Di sebuah taman kota,mereka duduk bersama.
Awalnya mereka akan pergi nonton balapan tapi tidak jadi karna mendapatkan kabar dari salah satu temen ubay kalo acaranya di bubarkan oleh pihak berwajib.
Sean menggandeng tangan jihan,menyusuri taman itu,sean membawa jihan ke sebuah kursi dekat Danau,mereka duduk dengan posisi jihan yang menyandarkan kepalanya pada bahu sean.
"Nyaman banget" gumam jihan
Sean mengacak rambut jihan dan mencium keningnya.
"Mas kesana yuk" tunjuk jihan pada sebuah jembatan yang mengarah pada danau tersebut.
Jihan menarik tangan sean membawanya agar mengikuti langkah jihan,jihan berdiri sambil merentangkan kedua tangannya
"Bagus kan pemandangannya,dari sini kita bisa liat lampu² di taman dengan jelas dan terlihat lebih indah" ucap jihan
Sean langsung memeluk jihan dari belakang,menyandarkan kepalanya pada bahu jihan,mengendus dan sesekali mengecup ceruk leher jihan.
Jihan pun mengelus lembut kepala sean
"Jangan pernah kecewakan aku ya mas,aku sayang sama mas," ucap jihan
Sean tersenyum mendengar perkataan jihan.
Tanpa mereka sadari kini para sahabat jihan dan Sean berdiri menyaksikan adegan romantis itu.

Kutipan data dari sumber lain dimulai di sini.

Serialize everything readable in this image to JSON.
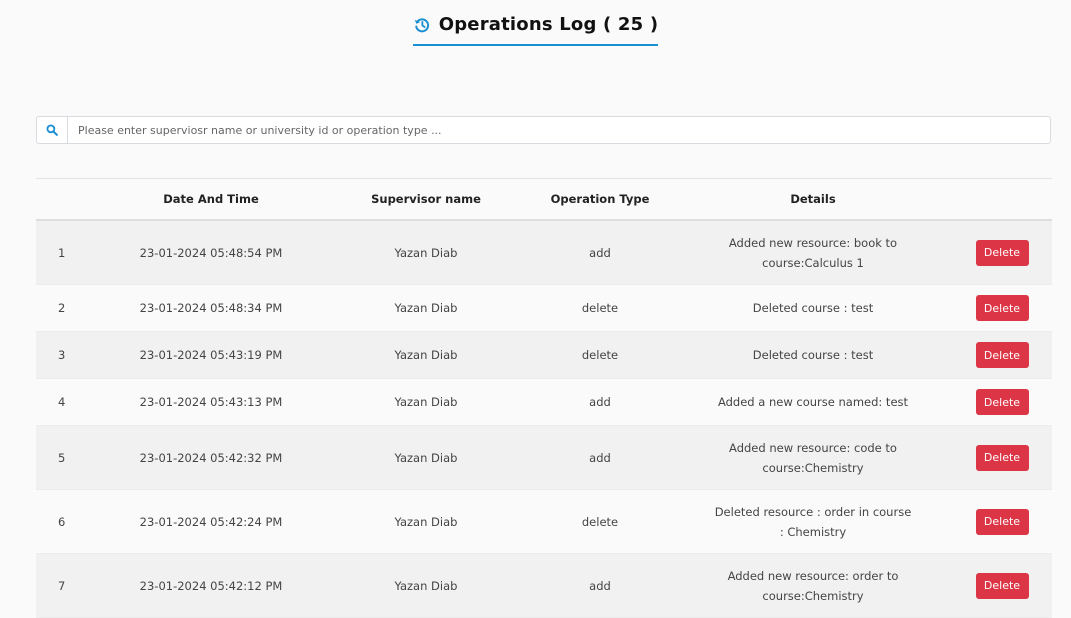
{
  "header": {
    "title": "Operations Log ( 25 )",
    "icon": "history-icon",
    "accent_color": "#1a8fd1"
  },
  "search": {
    "icon": "search-icon",
    "placeholder": "Please enter superviosr name or university id or operation type ..."
  },
  "table": {
    "columns": [
      "",
      "Date And Time",
      "Supervisor name",
      "Operation Type",
      "Details",
      ""
    ],
    "delete_label": "Delete",
    "delete_color": "#dc3545",
    "rows": [
      {
        "num": "1",
        "datetime": "23-01-2024 05:48:54 PM",
        "supervisor": "Yazan Diab",
        "operation": "add",
        "details": "Added new resource: book to course:Calculus 1"
      },
      {
        "num": "2",
        "datetime": "23-01-2024 05:48:34 PM",
        "supervisor": "Yazan Diab",
        "operation": "delete",
        "details": "Deleted course : test"
      },
      {
        "num": "3",
        "datetime": "23-01-2024 05:43:19 PM",
        "supervisor": "Yazan Diab",
        "operation": "delete",
        "details": "Deleted course : test"
      },
      {
        "num": "4",
        "datetime": "23-01-2024 05:43:13 PM",
        "supervisor": "Yazan Diab",
        "operation": "add",
        "details": "Added a new course named: test"
      },
      {
        "num": "5",
        "datetime": "23-01-2024 05:42:32 PM",
        "supervisor": "Yazan Diab",
        "operation": "add",
        "details": "Added new resource: code to course:Chemistry"
      },
      {
        "num": "6",
        "datetime": "23-01-2024 05:42:24 PM",
        "supervisor": "Yazan Diab",
        "operation": "delete",
        "details": "Deleted resource : order in course : Chemistry"
      },
      {
        "num": "7",
        "datetime": "23-01-2024 05:42:12 PM",
        "supervisor": "Yazan Diab",
        "operation": "add",
        "details": "Added new resource: order to course:Chemistry"
      }
    ]
  }
}
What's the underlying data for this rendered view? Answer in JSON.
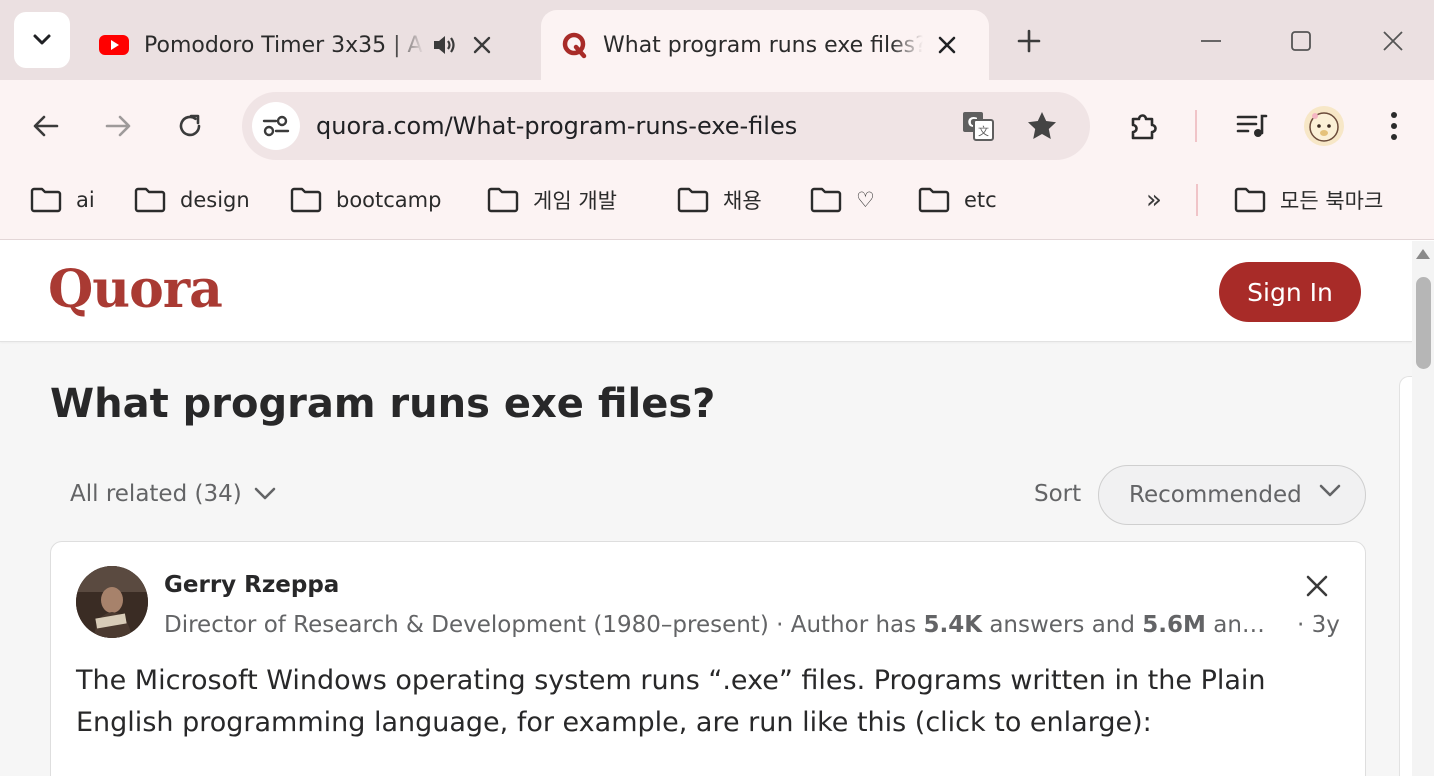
{
  "tabs": [
    {
      "title": "Pomodoro Timer 3x35 | A",
      "icon": "youtube-icon",
      "audio": true
    },
    {
      "title": "What program runs exe files?",
      "icon": "quora-icon",
      "active": true
    }
  ],
  "toolbar": {
    "url": "quora.com/What-program-runs-exe-files"
  },
  "bookmarks": {
    "items": [
      "ai",
      "design",
      "bootcamp",
      "게임 개발",
      "채용",
      "♡",
      "etc"
    ],
    "more": "»",
    "all_bookmarks": "모든 북마크"
  },
  "quora": {
    "logo": "Quora",
    "sign_in": "Sign In",
    "question": "What program runs exe files?",
    "all_related": "All related (34)",
    "sort_label": "Sort",
    "sort_value": "Recommended",
    "answer": {
      "author": "Gerry Rzeppa",
      "cred_prefix": "Director of Research & Development (1980–present) · Author has ",
      "answers_count": "5.4K",
      "cred_mid": " answers and ",
      "views_count": "5.6M",
      "cred_suffix": " an…",
      "age": "· 3y",
      "text": "The Microsoft Windows operating system runs “.exe” files. Programs written in the Plain English programming language, for example, are run like this (click to enlarge):"
    }
  },
  "colors": {
    "quora_red": "#a82b28",
    "tabstrip": "#ebe0e1",
    "toolbar": "#fcf3f3"
  }
}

Mereka menyadari Ketika mereka berbalik dan hendak meninggalkan tempat itu.
"Bagus ya,,,mentang² jalan sama suaminya lupa kalo bareng sama kita" omel dinda
"Gimana neng hangat gak" goda ubay
"Apaan sih lo gak nyambung" ucap jihan
Mereka berjalan menuju ke sebuah cafe dekat taman tersebut.

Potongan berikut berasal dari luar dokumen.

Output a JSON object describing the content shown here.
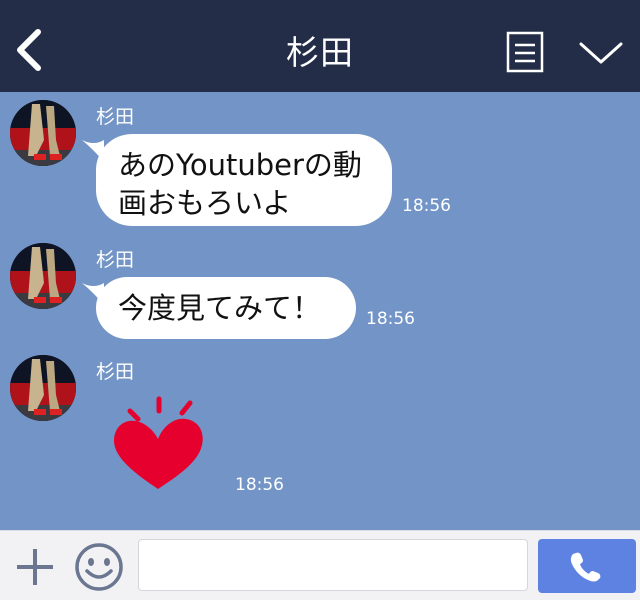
{
  "header": {
    "title": "杉田",
    "back_icon": "chevron-left-icon",
    "notes_icon": "notes-icon",
    "menu_icon": "chevron-down-icon"
  },
  "messages": [
    {
      "sender": "杉田",
      "text_line1": "あのYoutuberの動",
      "text_line2": "画おもろいよ",
      "time": "18:56",
      "type": "text"
    },
    {
      "sender": "杉田",
      "text_line1": "今度見てみて！",
      "time": "18:56",
      "type": "text"
    },
    {
      "sender": "杉田",
      "sticker": "heart-sticker-icon",
      "time": "18:56",
      "type": "sticker"
    }
  ],
  "input": {
    "value": "",
    "placeholder": "",
    "plus_icon": "plus-icon",
    "emoji_icon": "emoji-icon",
    "call_icon": "phone-icon"
  },
  "colors": {
    "header_bg": "#232d47",
    "chat_bg": "#7394c6",
    "call_button": "#5d82e2",
    "heart": "#e5002d"
  }
}
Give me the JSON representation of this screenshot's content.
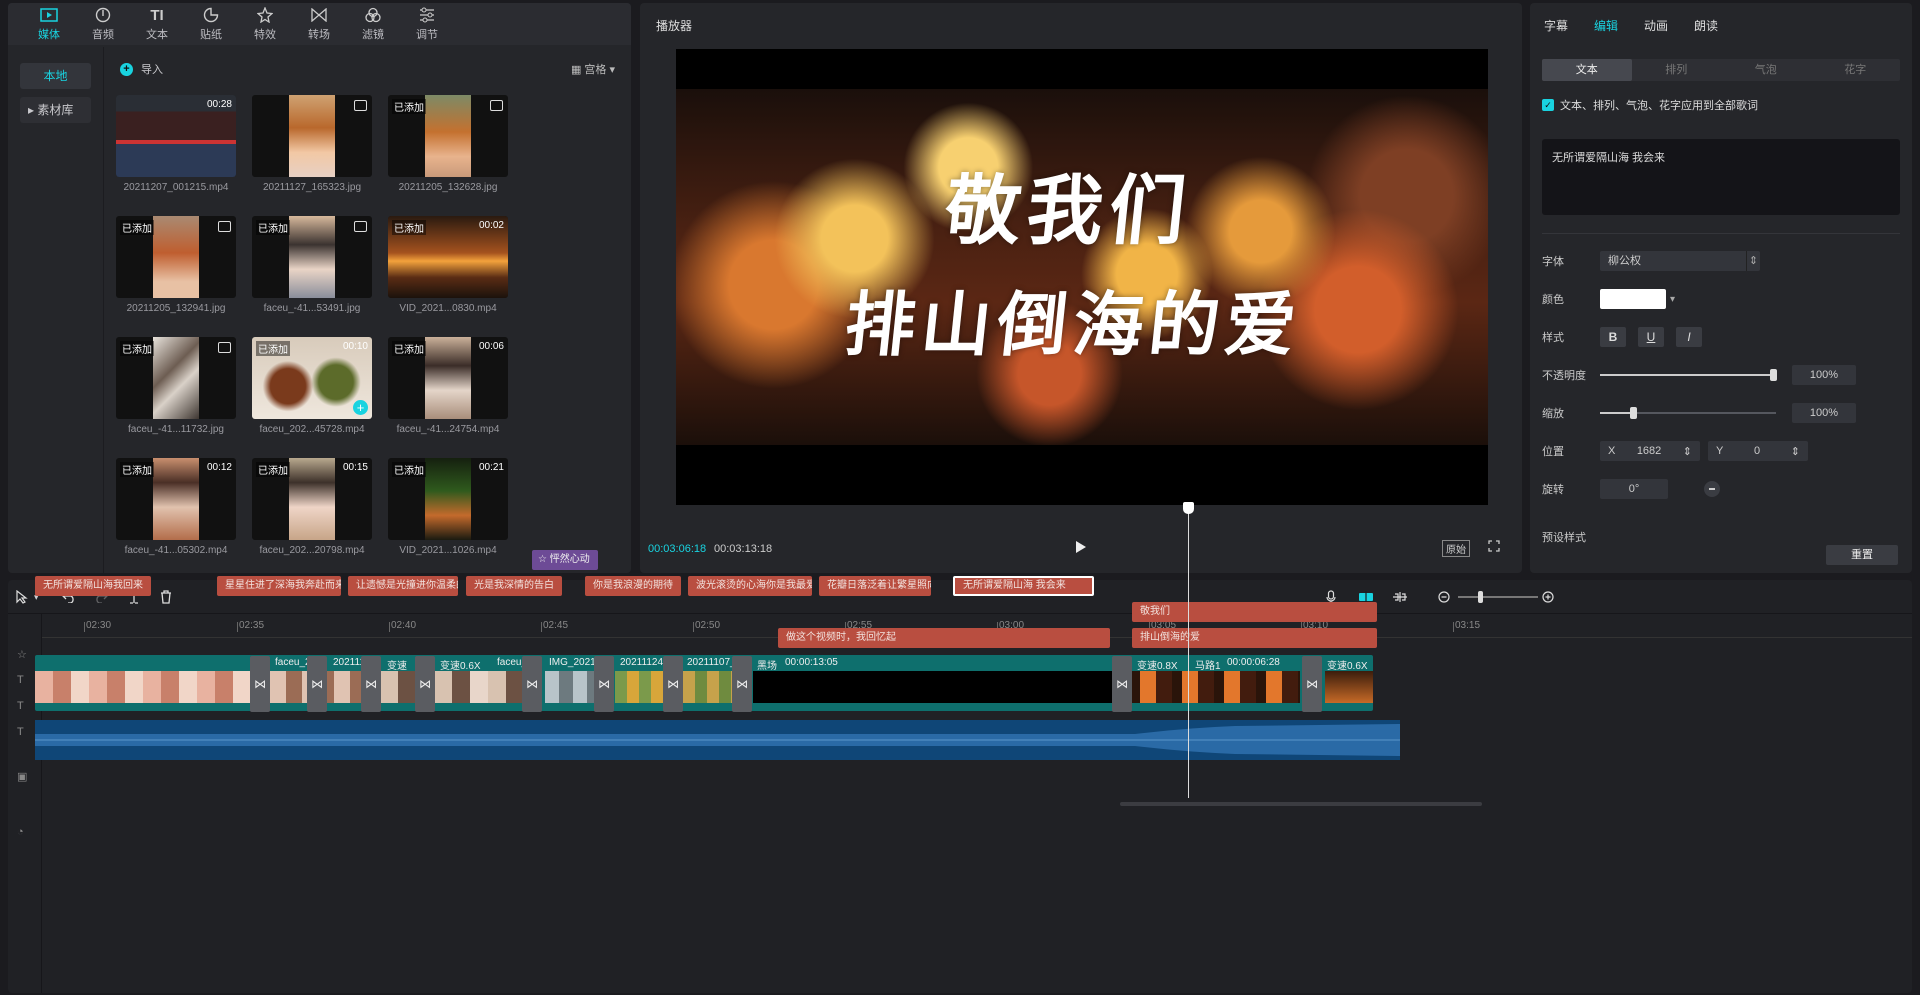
{
  "toolbar": {
    "items": [
      {
        "label": "媒体",
        "icon": "media-icon",
        "active": true
      },
      {
        "label": "音频",
        "icon": "audio-icon",
        "active": false
      },
      {
        "label": "文本",
        "icon": "text-icon",
        "active": false
      },
      {
        "label": "贴纸",
        "icon": "sticker-icon",
        "active": false
      },
      {
        "label": "特效",
        "icon": "effects-icon",
        "active": false
      },
      {
        "label": "转场",
        "icon": "transition-icon",
        "active": false
      },
      {
        "label": "滤镜",
        "icon": "filter-icon",
        "active": false
      },
      {
        "label": "调节",
        "icon": "adjust-icon",
        "active": false
      }
    ]
  },
  "media": {
    "sidebar": {
      "local": "本地",
      "library": "素材库"
    },
    "import_label": "导入",
    "view_label": "宫格",
    "items": [
      {
        "name": "20211207_001215.mp4",
        "tag": "",
        "duration": "00:28",
        "type": "video"
      },
      {
        "name": "20211127_165323.jpg",
        "tag": "",
        "duration": "",
        "type": "image"
      },
      {
        "name": "20211205_132628.jpg",
        "tag": "已添加",
        "duration": "",
        "type": "image"
      },
      {
        "name": "20211205_132941.jpg",
        "tag": "已添加",
        "duration": "",
        "type": "image"
      },
      {
        "name": "faceu_-41...53491.jpg",
        "tag": "已添加",
        "duration": "",
        "type": "image"
      },
      {
        "name": "VID_2021...0830.mp4",
        "tag": "已添加",
        "duration": "00:02",
        "type": "video"
      },
      {
        "name": "faceu_-41...11732.jpg",
        "tag": "已添加",
        "duration": "",
        "type": "image"
      },
      {
        "name": "faceu_202...45728.mp4",
        "tag": "已添加",
        "duration": "00:10",
        "type": "video"
      },
      {
        "name": "faceu_-41...24754.mp4",
        "tag": "已添加",
        "duration": "00:06",
        "type": "video"
      },
      {
        "name": "faceu_-41...05302.mp4",
        "tag": "已添加",
        "duration": "00:12",
        "type": "video"
      },
      {
        "name": "faceu_202...20798.mp4",
        "tag": "已添加",
        "duration": "00:15",
        "type": "video"
      },
      {
        "name": "VID_2021...1026.mp4",
        "tag": "已添加",
        "duration": "00:21",
        "type": "video"
      }
    ]
  },
  "player": {
    "title": "播放器",
    "subtitle_line1": "敬我们",
    "subtitle_line2": "排山倒海的爱",
    "current_time": "00:03:06:18",
    "total_time": "00:03:13:18",
    "ratio_label": "原始"
  },
  "props": {
    "tabs": [
      "字幕",
      "编辑",
      "动画",
      "朗读"
    ],
    "active_tab": "编辑",
    "subtabs": [
      "文本",
      "排列",
      "气泡",
      "花字"
    ],
    "apply_all_label": "文本、排列、气泡、花字应用到全部歌词",
    "text_value": "无所谓爱隔山海 我会来",
    "font_label": "字体",
    "font_value": "柳公权",
    "color_label": "颜色",
    "color_value": "#ffffff",
    "style_label": "样式",
    "style_buttons": [
      "B",
      "U",
      "I"
    ],
    "opacity_label": "不透明度",
    "opacity_value": "100%",
    "scale_label": "缩放",
    "scale_value": "100%",
    "position_label": "位置",
    "x_label": "X",
    "x_value": "1682",
    "y_label": "Y",
    "y_value": "0",
    "rotate_label": "旋转",
    "rotate_value": "0°",
    "preset_label": "预设样式",
    "reset_label": "重置"
  },
  "timeline": {
    "ruler": [
      "02:30",
      "02:35",
      "02:40",
      "02:45",
      "02:50",
      "02:55",
      "03:00",
      "03:05",
      "03:10",
      "03:15"
    ],
    "effect_clip": "怦然心动",
    "lyric_clips": [
      "无所谓爱隔山海我回来",
      "星星住进了深海我奔赴而来",
      "让遗憾是光撞进你温柔的",
      "光是我深情的告白",
      "你是我浪漫的期待",
      "波光滚烫的心海你是我最爱",
      "花瓣日落泛着让繁星照向我",
      "无所谓爱隔山海 我会来"
    ],
    "text_clips": [
      "敬我们",
      "做这个视频时，我回忆起",
      "排山倒海的爱"
    ],
    "video_labels": [
      "faceu_2",
      "202111",
      "变速",
      "变速0.6X",
      "faceu_",
      "IMG_20210",
      "20211124",
      "20211107_",
      "黑场",
      "00:00:13:05",
      "变速0.8X",
      "马路1",
      "00:00:06:28",
      "变速0.6X"
    ]
  }
}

"Wah,,bagus banget ya cafe nya,cocok banget buat anak-anak muda" Puji jihan dengan nuansa cafe tersebut
"Kamu suka,?" Tanya sean masih terus menggandeng tangan jihan
"Suka banget,gak bikin bosen" celetuk jihan sambil duduk di atas karpet, tempat mereka dekat sebuah taman yang di hiasi lampu kelap kelip dan sedikit jauh dari kerumunan pengunjung.

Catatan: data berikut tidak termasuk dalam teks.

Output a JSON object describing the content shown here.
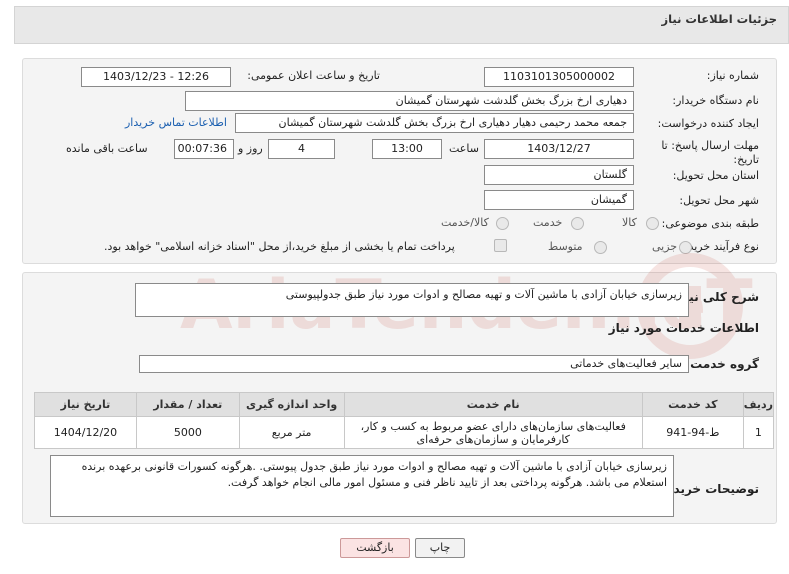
{
  "header": {
    "title": "جزئیات اطلاعات نیاز"
  },
  "fields": {
    "need_number_label": "شماره نیاز:",
    "need_number": "1103101305000002",
    "announce_label": "تاریخ و ساعت اعلان عمومی:",
    "announce_value": "1403/12/23 - 12:26",
    "buyer_org_label": "نام دستگاه خریدار:",
    "buyer_org": "دهیاری ارخ بزرگ بخش گلدشت شهرستان گمیشان",
    "creator_label": "ایجاد کننده درخواست:",
    "creator": "جمعه محمد رحیمی دهیار دهیاری ارخ بزرگ بخش گلدشت شهرستان گمیشان",
    "contact_link": "اطلاعات تماس خریدار",
    "deadline_label": "مهلت ارسال پاسخ: تا تاریخ:",
    "deadline_date": "1403/12/27",
    "time_label": "ساعت",
    "deadline_time": "13:00",
    "days_value": "4",
    "days_label": "روز و",
    "remaining_value": "00:07:36",
    "remaining_label": "ساعت باقی مانده",
    "province_label": "استان محل تحویل:",
    "province": "گلستان",
    "city_label": "شهر محل تحویل:",
    "city": "گمیشان",
    "category_label": "طبقه بندی موضوعی:",
    "category_options": [
      "کالا",
      "خدمت",
      "کالا/خدمت"
    ],
    "process_label": "نوع فرآیند خرید :",
    "process_options": [
      "جزیی",
      "متوسط"
    ],
    "payment_note": "پرداخت تمام یا بخشی از مبلغ خرید،از محل \"اسناد خزانه اسلامی\" خواهد بود."
  },
  "description": {
    "label": "شرح کلی نیاز:",
    "text": "زیرسازی خیابان آزادی با  ماشین آلات و تهیه مصالح و ادوات مورد نیاز  طبق جدولپیوستی"
  },
  "services": {
    "section_title": "اطلاعات خدمات مورد نیاز",
    "group_label": "گروه خدمت:",
    "group_value": "سایر فعالیت‌های خدماتی",
    "columns": [
      "ردیف",
      "کد خدمت",
      "نام خدمت",
      "واحد اندازه گیری",
      "تعداد / مقدار",
      "تاریخ نیاز"
    ],
    "rows": [
      {
        "row": "1",
        "code": "ط-94-941",
        "name": "فعالیت‌های سازمان‌های دارای عضو مربوط به کسب و کار، کارفرمایان و سازمان‌های حرفه‌ای",
        "unit": "متر مربع",
        "qty": "5000",
        "date": "1404/12/20"
      }
    ]
  },
  "buyer_notes": {
    "label": "توضیحات خریدار:",
    "text": "زیرسازی خیابان آزادی با  ماشین آلات و تهیه مصالح و ادوات مورد نیاز  طبق جدول پیوستی. .هرگونه کسورات قانونی برعهده برنده استعلام می باشد. هرگونه پرداختی بعد از تایید ناظر فنی و مسئول امور مالی انجام خواهد گرفت."
  },
  "buttons": {
    "print": "چاپ",
    "back": "بازگشت"
  },
  "watermark": {
    "text": "AriaTender.neT"
  },
  "colors": {
    "link": "#1b5fb0",
    "back_button_bg": "#fbe3e3",
    "watermark": "#c0392b"
  }
}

"Ga besok ganti nama kepemilikan cafe ini atas milik jihan" Ucap Sean enteng membuat mereka semua membulatkan matanya tak percaya dengan ucapan sean
"Waaahhh,,bener-bener sultan" celetuk ubay
"Kamu bilang kamu suka dengan cafe ini,jadi aku mau membelinya buat kamu," jelas sean
"Haahh,,,yang bener saja,mas ini ada-ada aja" jihan menggelengkan kepalanya
"Aku serius,bahkan aku minta secara gratis pun Angga akan memberikannya,iya kan ga?" Ucap Sean sambil menoleh ke arah Angga
"Hehe iya,," Ucap Angga tersenyum kaku menggaruk kepalanya yang tidak gatal
"Tapi kak Angga kok mukanya gitu," dinda terkekeh
Mereka semua menoleh dan menatap pada Angga,tampak raut wajah Angga yang terlihat keberatan namun tak bisa membantah.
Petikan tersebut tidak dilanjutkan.